2. Dynamic knee valgus is another common movement fault seen in runners experiencing ITB pain. This fault is characterized by the knee collapsing inward toward midline. Primarily comprised of internal rotation of the femur, knee valgus should be controlled by glute maximus activation during the gait cycle. Knee valgus collapse combined with pelvic drop during stance phase of running is a likely cause of the ITB to be irritated. In this scenario the ITB is tensioned very aggressively in the energy absorption phases of gait. With enough repetition this can be enough to cause injury and inflammation at the ITB itself.
In the runner seen above, a combination of pelvic drop around 6 degrees and dynamic knee valgus around 11 degrees would be considered problematic. Our primary treatment strategy here will be to activate the glute max and med throughout the gait cycle.
3. The third most common fault seen in runners who experience ITB pain is a lack of hip extension mobility. Hip extension is when the femur move backward behind you in the swing phase of gait. I look for our athletes to have a true 15 degrees of extension passively. Almost all of the patients I see for lower extremity pain complaints lack hip extension t show extent. This lack of mobility can cause a host of issues up and down the body. Primarily I see a lack of access to the glute musculature along with hip extension restriction. I also see overextension at the lumbar spine in swing in folks that are limited in hip extension.

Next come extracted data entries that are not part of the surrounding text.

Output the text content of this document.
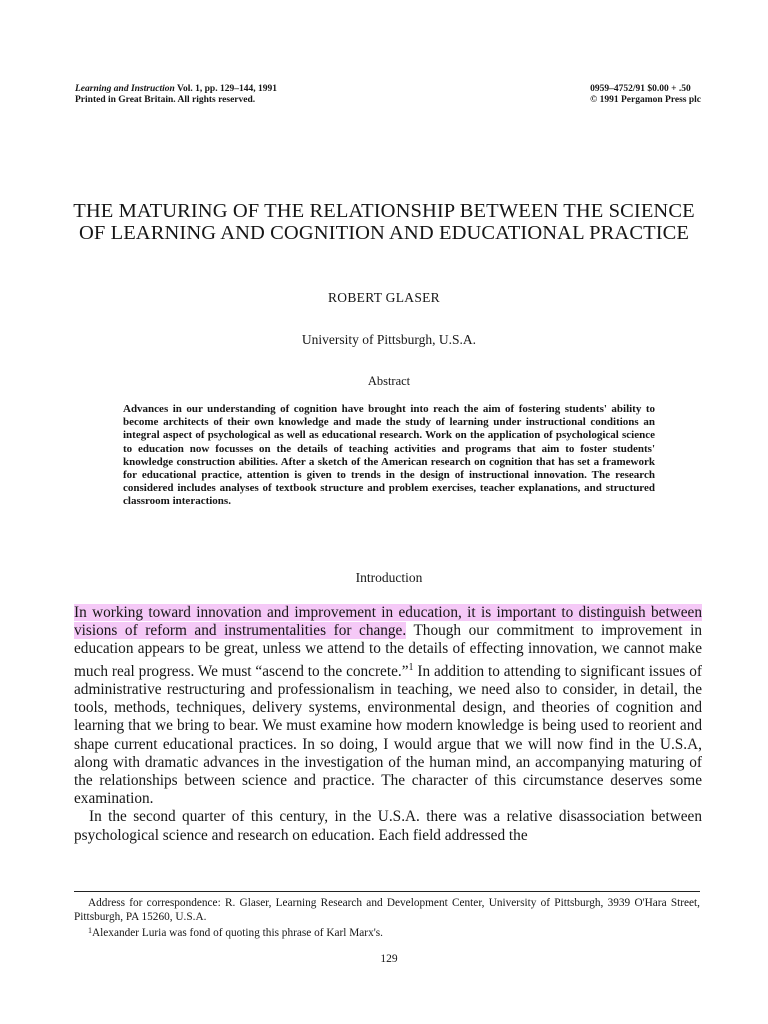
Learning and Instruction Vol. 1, pp. 129–144, 1991
Printed in Great Britain. All rights reserved.
0959–4752/91 $0.00 + .50
© 1991 Pergamon Press plc
THE MATURING OF THE RELATIONSHIP BETWEEN THE SCIENCE OF LEARNING AND COGNITION AND EDUCATIONAL PRACTICE
ROBERT GLASER
University of Pittsburgh, U.S.A.
Abstract
Advances in our understanding of cognition have brought into reach the aim of fostering students' ability to become architects of their own knowledge and made the study of learning under instructional conditions an integral aspect of psychological as well as educational research. Work on the application of psychological science to education now focusses on the details of teaching activities and programs that aim to foster students' knowledge construction abilities. After a sketch of the American research on cognition that has set a framework for educational practice, attention is given to trends in the design of instructional innovation. The research considered includes analyses of textbook structure and problem exercises, teacher explanations, and structured classroom interactions.
Introduction

In working toward innovation and improvement in education, it is important to distinguish between visions of reform and instrumentalities for change. Though our commitment to improvement in education appears to be great, unless we attend to the details of effecting innovation, we cannot make much real progress. We must “ascend to the concrete.”$^1$ In addition to attending to significant issues of administrative restructuring and professionalism in teaching, we need also to consider, in detail, the tools, methods, techniques, delivery systems, environmental design, and theories of cognition and learning that we bring to bear. We must examine how modern knowledge is being used to reorient and shape current educational practices. In so doing, I would argue that we will now find in the U.S.A, along with dramatic advances in the investigation of the human mind, an accompanying maturing of the relationships between science and practice. The character of this circumstance deserves some examination.

In the second quarter of this century, in the U.S.A. there was a relative disassociation between psychological science and research on education. Each field addressed the

Address for correspondence: R. Glaser, Learning Research and Development Center, University of Pittsburgh, 3939 O'Hara Street, Pittsburgh, PA 15260, U.S.A.

$^1$Alexander Luria was fond of quoting this phrase of Karl Marx's.

129
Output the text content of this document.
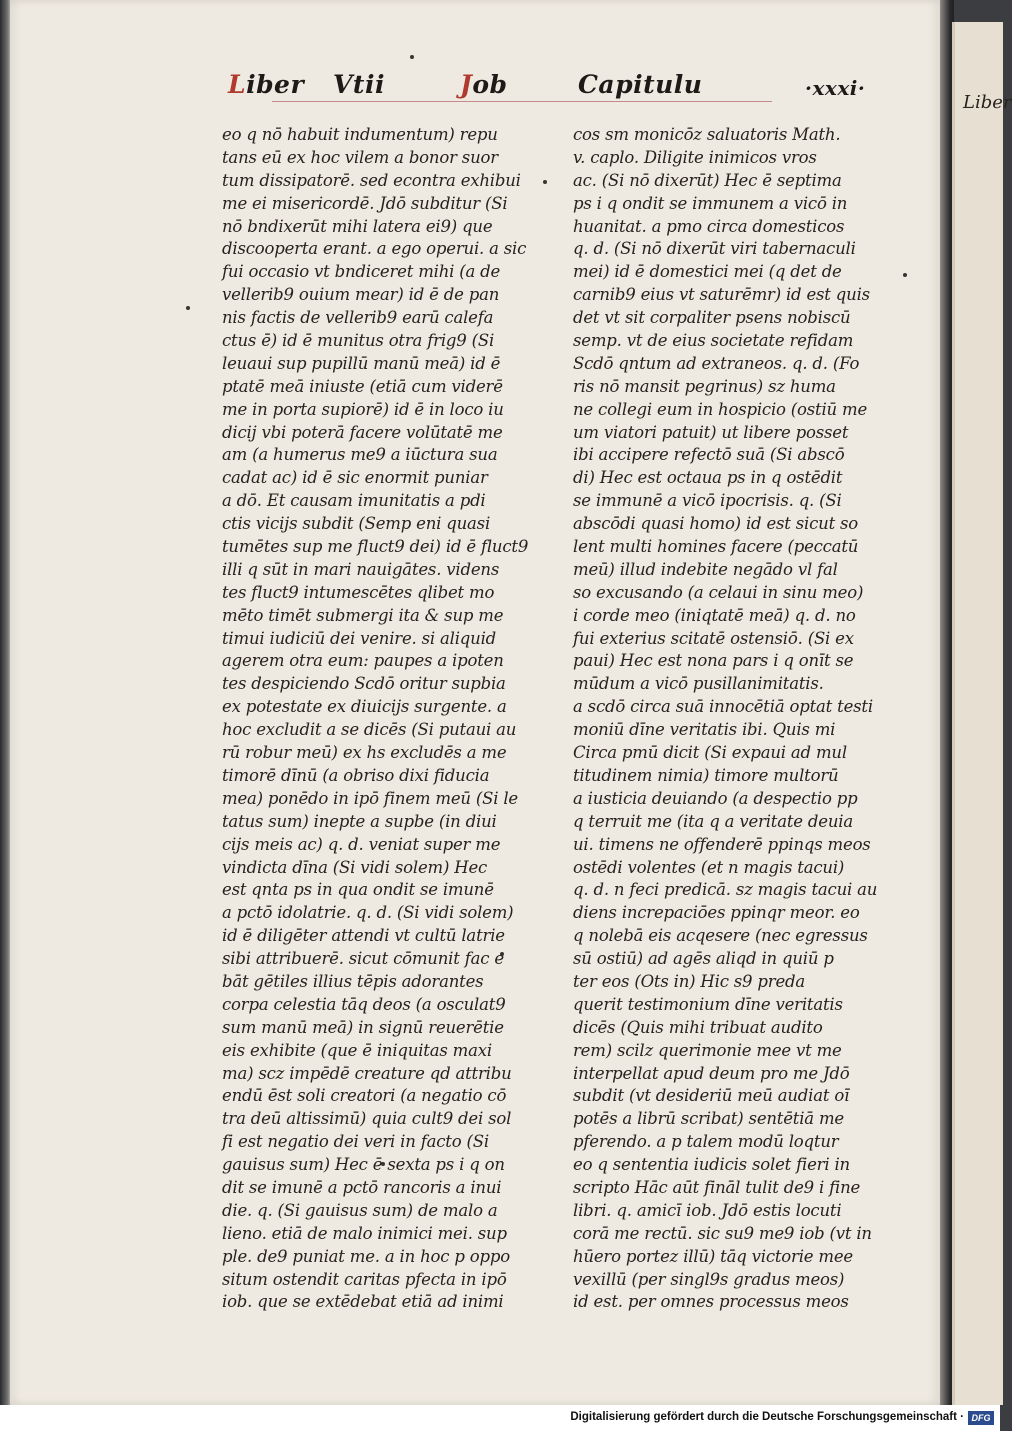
Liber Vtii	Job	Capitulu	·xxxi·
eo q nō habuit indumentum) repu
tans eū ex hoc vilem a bonor suor
tum dissipatorē. sed econtra exhibui
me ei misericordē. Jdō subditur (Si
nō bndixerūt mihi latera ei9) que
discooperta erant. a ego operui. a sic
fui occasio vt bndiceret mihi (a de
vellerib9 ouium mear) id ē de pan
nis factis de vellerib9 earū calefa
ctus ē) id ē munitus otra frig9 (Si
leuaui sup pupillū manū meā) id ē
ptatē meā iniuste (etiā cum viderē
me in porta supiorē) id ē in loco iu
dicij vbi poterā facere volūtatē me
am (a humerus me9 a iūctura sua
cadat ac) id ē sic enormit puniar
a dō. Et causam imunitatis a pdi
ctis vicijs subdit (Semp eni quasi
tumētes sup me fluct9 dei) id ē fluct9
illi q sūt in mari nauigātes. videns
tes fluct9 intumescētes qlibet mo
mēto timēt submergi ita & sup me
timui iudiciū dei venire. si aliquid
agerem otra eum: paupes a ipoten
tes despiciendo Scdō oritur supbia
ex potestate ex diuicijs surgente. a
hoc excludit a se dicēs (Si putaui au
rū robur meū) ex hs excludēs a me
timorē dīnū (a obriso dixi fiducia
mea) ponēdo in ipō finem meū (Si le
tatus sum) inepte a supbe (in diui
cijs meis ac) q. d. veniat super me
vindicta dīna (Si vidi solem) Hec
est qnta ps in qua ondit se imunē
a pctō idolatrie. q. d. (Si vidi solem)
id ē diligēter attendi vt cultū latrie
sibi attribuerē. sicut cōmunit fac e
bāt gētiles illius tēpis adorantes
corpa celestia tāq deos (a osculat9
sum manū meā) in signū reuerētie
eis exhibite (que ē iniquitas maxi
ma) scz impēdē creature qd attribu
endū ēst soli creatori (a negatio cō
tra deū altissimū) quia cult9 dei sol
fi est negatio dei veri in facto (Si
gauisus sum) Hec ē sexta ps i q on
dit se imunē a pctō rancoris a inui
die. q. (Si gauisus sum) de malo a
lieno. etiā de malo inimici mei. sup
ple. de9 puniat me. a in hoc p oppo
situm ostendit caritas pfecta in ipō
iob. que se extēdebat etiā ad inimi
cos sm monicōz saluatoris Math.
v. caplo. Diligite inimicos vros
ac. (Si nō dixerūt) Hec ē septima
ps i q ondit se immunem a vicō in
huanitat. a pmo circa domesticos
q. d. (Si nō dixerūt viri tabernaculi
mei) id ē domestici mei (q det de
carnib9 eius vt saturēmr) id est quis
det vt sit corpaliter psens nobiscū
semp. vt de eius societate refidam
Scdō qntum ad extraneos. q. d. (Fo
ris nō mansit pegrinus) sz huma
ne collegi eum in hospicio (ostiū me
um viatori patuit) ut libere posset
ibi accipere refectō suā (Si abscō
di) Hec est octaua ps in q ostēdit
se immunē a vicō ipocrisis. q. (Si
abscōdi quasi homo) id est sicut so
lent multi homines facere (peccatū
meū) illud indebite negādo vl fal
so excusando (a celaui in sinu meo)
i corde meo (iniqtatē meā) q. d. no
fui exterius scitatē ostensiō. (Si ex
paui) Hec est nona pars i q onīt se
mūdum a vicō pusillanimitatis.
a scdō circa suā innocētiā optat testi
moniū dīne veritatis ibi. Quis mi
Circa pmū dicit (Si expaui ad mul
titudinem nimia) timore multorū
a iusticia deuiando (a despectio pp
q terruit me (ita q a veritate deuia
ui. timens ne offenderē ppinqs meos
ostēdi volentes (et n magis tacui)
q. d. n feci predicā. sz magis tacui au
diens increpaciōes ppinqr meor. eo
q nolebā eis acqesere (nec egressus
sū ostiū) ad agēs aliqd in quiū p
ter eos (Ots in) Hic s9 preda
querit testimonium dīne veritatis
dicēs (Quis mihi tribuat audito
rem) scilz querimonie mee vt me
interpellat apud deum pro me Jdō
subdit (vt desideriū meū audiat oī
potēs a librū scribat) sentētiā me
pferendo. a p talem modū loqtur
eo q sententia iudicis solet fieri in
scripto Hāc aūt fināl tulit de9 i fine
libri. q. amicī iob. Jdō estis locuti
corā me rectū. sic su9 me9 iob (vt in
hūero portez illū) tāq victorie mee
vexillū (per singl9s gradus meos)
id est. per omnes processus meos
Liber
Digitalisierung gefördert durch die Deutsche Forschungsgemeinschaft · DFG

In the images above it may be a bit difficult to visualize the lack of hip extension in this athlete as it does seem that her femur is moving backward in push off and flight phases. We like to assess this range of motion with a neutral pelvic position. Meaning her belt line should be level to the ground for the most accurate measurement of hip extension. In these images her pelvis is rotated anteriorly and in turn she is achieving her hip mobility through a combination of hip motion and lumbar spine over extension.

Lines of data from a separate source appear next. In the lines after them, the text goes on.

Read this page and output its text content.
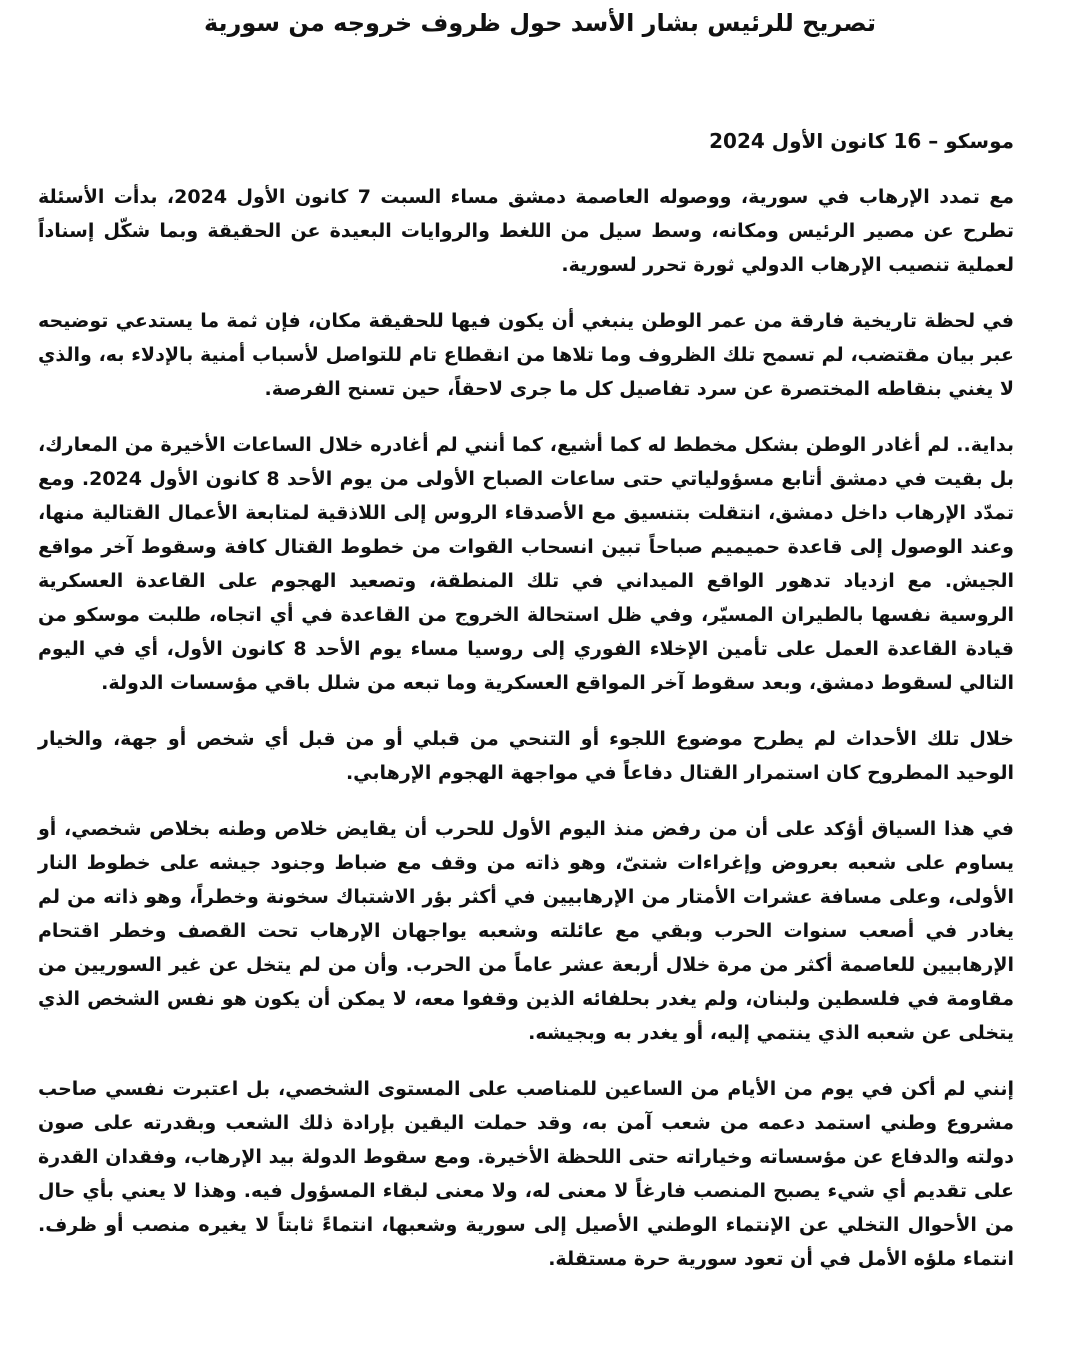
تصريح للرئيس بشار الأسد حول ظروف خروجه من سورية

موسكو – 16 كانون الأول 2024

مع تمدد الإرهاب في سورية، ووصوله العاصمة دمشق مساء السبت 7 كانون الأول 2024، بدأت الأسئلة تطرح عن مصير الرئيس ومكانه، وسط سيل من اللغط والروايات البعيدة عن الحقيقة وبما شكّل إسناداً لعملية تنصيب الإرهاب الدولي ثورة تحرر لسورية.

في لحظة تاريخية فارقة من عمر الوطن ينبغي أن يكون فيها للحقيقة مكان، فإن ثمة ما يستدعي توضيحه عبر بيان مقتضب، لم تسمح تلك الظروف وما تلاها من انقطاع تام للتواصل لأسباب أمنية بالإدلاء به، والذي لا يغني بنقاطه المختصرة عن سرد تفاصيل كل ما جرى لاحقاً، حين تسنح الفرصة.

بداية.. لم أغادر الوطن بشكل مخطط له كما أشيع، كما أنني لم أغادره خلال الساعات الأخيرة من المعارك، بل بقيت في دمشق أتابع مسؤولياتي حتى ساعات الصباح الأولى من يوم الأحد 8 كانون الأول 2024. ومع تمدّد الإرهاب داخل دمشق، انتقلت بتنسيق مع الأصدقاء الروس إلى اللاذقية لمتابعة الأعمال القتالية منها، وعند الوصول إلى قاعدة حميميم صباحاً تبين انسحاب القوات من خطوط القتال كافة وسقوط آخر مواقع الجيش. مع ازدياد تدهور الواقع الميداني في تلك المنطقة، وتصعيد الهجوم على القاعدة العسكرية الروسية نفسها بالطيران المسيّر، وفي ظل استحالة الخروج من القاعدة في أي اتجاه، طلبت موسكو من قيادة القاعدة العمل على تأمين الإخلاء الفوري إلى روسيا مساء يوم الأحد 8 كانون الأول، أي في اليوم التالي لسقوط دمشق، وبعد سقوط آخر المواقع العسكرية وما تبعه من شلل باقي مؤسسات الدولة.

خلال تلك الأحداث لم يطرح موضوع اللجوء أو التنحي من قبلي أو من قبل أي شخص أو جهة، والخيار الوحيد المطروح كان استمرار القتال دفاعاً في مواجهة الهجوم الإرهابي.

في هذا السياق أؤكد على أن من رفض منذ اليوم الأول للحرب أن يقايض خلاص وطنه بخلاص شخصي، أو يساوم على شعبه بعروض وإغراءات شتىّ، وهو ذاته من وقف مع ضباط وجنود جيشه على خطوط النار الأولى، وعلى مسافة عشرات الأمتار من الإرهابيين في أكثر بؤر الاشتباك سخونة وخطراً، وهو ذاته من لم يغادر في أصعب سنوات الحرب وبقي مع عائلته وشعبه يواجهان الإرهاب تحت القصف وخطر اقتحام الإرهابيين للعاصمة أكثر من مرة خلال أربعة عشر عاماً من الحرب. وأن من لم يتخل عن غير السوريين من مقاومة في فلسطين ولبنان، ولم يغدر بحلفائه الذين وقفوا معه، لا يمكن أن يكون هو نفس الشخص الذي يتخلى عن شعبه الذي ينتمي إليه، أو يغدر به وبجيشه.

إنني لم أكن في يوم من الأيام من الساعين للمناصب على المستوى الشخصي، بل اعتبرت نفسي صاحب مشروع وطني استمد دعمه من شعب آمن به، وقد حملت اليقين بإرادة ذلك الشعب وبقدرته على صون دولته والدفاع عن مؤسساته وخياراته حتى اللحظة الأخيرة. ومع سقوط الدولة بيد الإرهاب، وفقدان القدرة على تقديم أي شيء يصبح المنصب فارغاً لا معنى له، ولا معنى لبقاء المسؤول فيه. وهذا لا يعني بأي حال من الأحوال التخلي عن الإنتماء الوطني الأصيل إلى سورية وشعبها، انتماءً ثابتاً لا يغيره منصب أو ظرف. انتماء ملؤه الأمل في أن تعود سورية حرة مستقلة.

So, excessive pelvic drop, excessive dynamic knee valgus and a lack of hip extension may be directly related to your ITB pain. What should you start working on now?
Practicing single leg squats are a great way to focus on maintaining a level belt and keeping your knee aligned over your foot and ankle.
Split squats with band resistance provide should remind your to maintain good external rotation torque at the femur via firing your glute max. Focus on rotating the entire leg outward so the knee is on top of the foot, not inside.
Fire hydrants are excellent at activating the glute max and skaters are excellent are activating the glute med. I like to start with static holds and follow that up with repetitions.
This stretch is a great way to open up the anterior hip and allow the femur to move behind you more easily. Focus should be on tucking the tail while keeping the trunk tail. Gentle holds for a long duration are ideal.
Add in some extra rolling for the glute muscles you just worked on. I prefer rolling side to side vs up and down for trigger point release work.